Writers own copyrights and administration rights until they assign those rights to a third-party publisher. The publisher must be a member of the same PRO in order to register the song on behalf of the writer. A publisher can, therefore, join ALL societies in the world in order to register songs into any given society on behalf of their writers who may be members of different societies.
For example, Sony/ATV Publishing is a member of ASCAP, BMI, and SESAC. When Sony/ATV registers songs for their ASCAP writers, they register with the Sony/ATV ASCAP membership. When Sony/ATV Publishing registers songs for their BMI writers, they register with the Song/ATV BMI membership. And the same for SESAC. Sony/ATV cannot register with a song for their ASCAP writer with Sony/ATV's BMI membership. It will get rejected by ASCAP, because their will not be an ASCAP publisher account attached to the registration.
So, Writer PRO ad Publisher PRO must match. Publishers can join multiple PROs in order to register for writers from different PROs.
In the event that they don't and you need to register your work, omit the publisher from the song so that the registration will go through TuneRegistry. If you want to register a song with unmatched PROs, you'll have to attempt that via the web portal for each society. They may still reject the registration.
SUB-PUBLISHERS
Sub-publishers are a bit different and do not have to share the same PRO as the writer.
Sub-publishers represent the publishing rights of an original/main publisher in a specific territory. By extension, the sub-publisher is the publisher of record in its territory.

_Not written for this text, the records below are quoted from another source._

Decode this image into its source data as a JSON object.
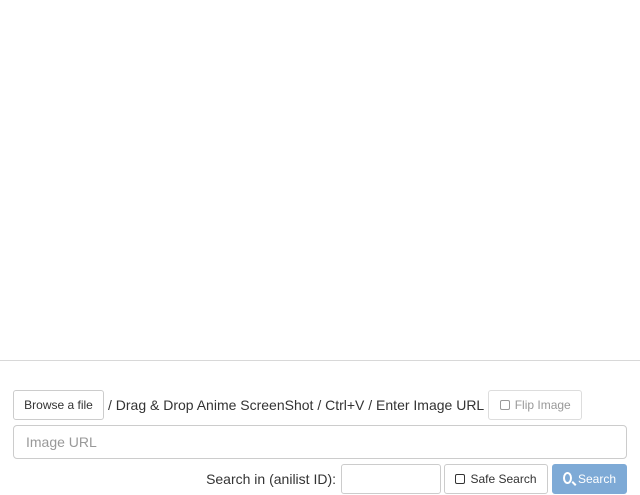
{
  "upload": {
    "browse_label": "Browse a file",
    "instructions": "/ Drag & Drop Anime ScreenShot / Ctrl+V / Enter Image URL",
    "flip_label": "Flip Image"
  },
  "url_field": {
    "placeholder": "Image URL",
    "value": ""
  },
  "search_options": {
    "anilist_label": "Search in (anilist ID):",
    "anilist_value": "",
    "safe_search_label": "Safe Search",
    "safe_search_checked": false,
    "search_label": "Search"
  },
  "colors": {
    "search_button": "#7eaad6",
    "border": "#cccccc",
    "text": "#333333",
    "muted": "#999999"
  },
  "icons": {
    "flip_checkbox": "checkbox-unchecked-icon",
    "safe_checkbox": "checkbox-unchecked-icon",
    "search": "search-icon"
  }
}
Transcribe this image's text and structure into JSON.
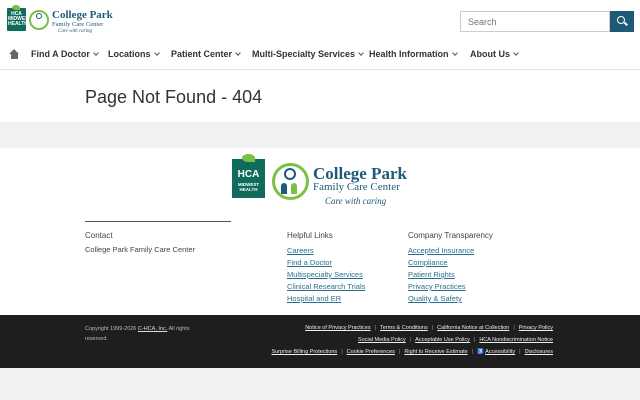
{
  "header": {
    "logo": {
      "hca": "HCA MIDWEST HEALTH",
      "name": "College Park",
      "subtitle": "Family Care Center",
      "tagline": "Care with caring"
    },
    "search": {
      "placeholder": "Search"
    }
  },
  "nav": {
    "items": [
      {
        "label": "Find A Doctor"
      },
      {
        "label": "Locations"
      },
      {
        "label": "Patient Center"
      },
      {
        "label": "Multi-Specialty Services"
      },
      {
        "label": "Health Information"
      },
      {
        "label": "About Us"
      }
    ]
  },
  "main": {
    "title": "Page Not Found - 404"
  },
  "footer": {
    "logo": {
      "hca_top": "HCA",
      "hca_bottom": "MIDWEST HEALTH",
      "name": "College Park",
      "subtitle": "Family Care Center",
      "tagline": "Care with caring"
    },
    "contact": {
      "heading": "Contact",
      "name": "College Park Family Care Center"
    },
    "helpful": {
      "heading": "Helpful Links",
      "links": [
        "Careers",
        "Find a Doctor",
        "Multispecialty Services",
        "Clinical Research Trials",
        "Hospital and ER"
      ]
    },
    "transparency": {
      "heading": "Company Transparency",
      "links": [
        "Accepted Insurance",
        "Compliance",
        "Patient Rights",
        "Privacy Practices",
        "Quality & Safety"
      ]
    }
  },
  "bottom": {
    "copyright_prefix": "Copyright 1999-2026",
    "copyright_link": "C-HCA, Inc.",
    "copyright_suffix": "All rights reserved.",
    "row1": [
      "Notice of Privacy Practices",
      "Terms & Conditions",
      "California Notice at Collection",
      "Privacy Policy"
    ],
    "row2": [
      "Social Media Policy",
      "Acceptable Use Policy",
      "HCA Nondiscrimination Notice"
    ],
    "row3": [
      "Surprise Billing Protections",
      "Cookie Preferences",
      "Right to Receive Estimate",
      "Accessibility",
      "Disclosures"
    ]
  }
}
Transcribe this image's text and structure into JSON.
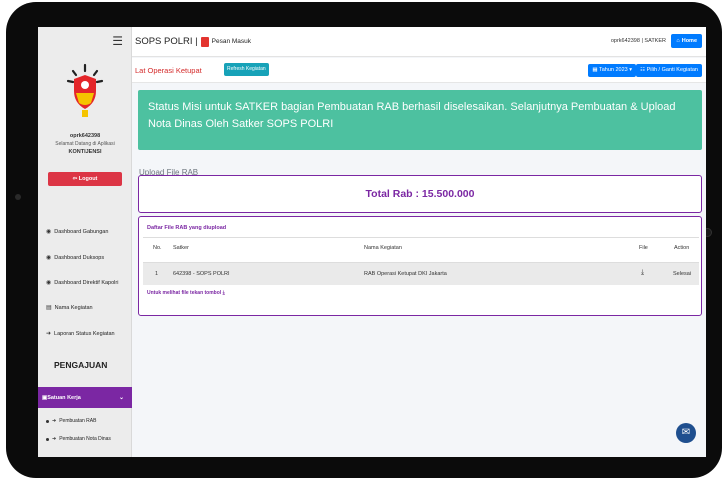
{
  "app": {
    "title": "SOPS POLRI |",
    "inbox_label": "Pesan Masuk",
    "user_top": "oprk642398 | SATKER",
    "home_label": "Home"
  },
  "sidebar": {
    "menu_icon": "hamburger-icon",
    "user_name": "oprk642398",
    "welcome": "Selamat Datang di Aplikasi",
    "org": "KONTIJENSI",
    "logout_label": "Logout",
    "items": [
      {
        "icon": "dashboard-icon",
        "label": "Dashboard Gabungan"
      },
      {
        "icon": "dashboard-icon",
        "label": "Dashboard Duksops"
      },
      {
        "icon": "dashboard-icon",
        "label": "Dashboard Direktif Kapolri"
      },
      {
        "icon": "list-icon",
        "label": "Nama Kegiatan"
      },
      {
        "icon": "arrow-icon",
        "label": "Laporan Status Kegiatan"
      }
    ],
    "section_title": "PENGAJUAN",
    "group": {
      "label": "Satuan Kerja",
      "icon": "folder-icon"
    },
    "sub_items": [
      {
        "label": "Pembuatan RAB"
      },
      {
        "label": "Pembuatan Nota Dinas"
      }
    ]
  },
  "header": {
    "lat_label": "Lat Operasi Ketupat",
    "refresh_label": "Refresh Kegiatan",
    "year_label": "Tahun 2023",
    "pilih_label": "Pilih / Ganti Kegiatan"
  },
  "main": {
    "status_message": "Status Misi untuk SATKER bagian Pembuatan RAB berhasil diselesaikan. Selanjutnya Pembuatan & Upload Nota Dinas Oleh Satker SOPS POLRI",
    "upload_title": "Upload File RAB",
    "total_label": "Total Rab : 15.500.000",
    "table_title": "Daftar File RAB yang diupload",
    "columns": [
      "No.",
      "Satker",
      "Nama Kegiatan",
      "File",
      "Action"
    ],
    "rows": [
      {
        "no": "1",
        "satker": "642398 - SOPS POLRI",
        "kegiatan": "RAB Operasi Ketupat DKI Jakarta",
        "file_icon": "download-icon",
        "action": "Selesai"
      }
    ],
    "note": "Untuk melihat file tekan tombol"
  },
  "colors": {
    "purple": "#7b27a3",
    "green": "#4dc1a0",
    "red": "#dc3545",
    "blue": "#007bff",
    "teal": "#17a2b8"
  }
}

For example, Sony/ATV may hire PopArabia to be its sub-publisher in the Middle East and North Africa. So, PopArabia will register the song including the writer (ASCAP), Sony/ATV (ASCAP), and then list PopArabia as the sub-publisher of Sony/ATV in Middle East and North Africa (SACEM). In this example, the PROs of the writer and the original/main publisher Sony/ATV still must match, but the sub-publisher of the Sony/ATV does not have to match because PopArabia, the sub-publisher, is only representing the song in a specific territory.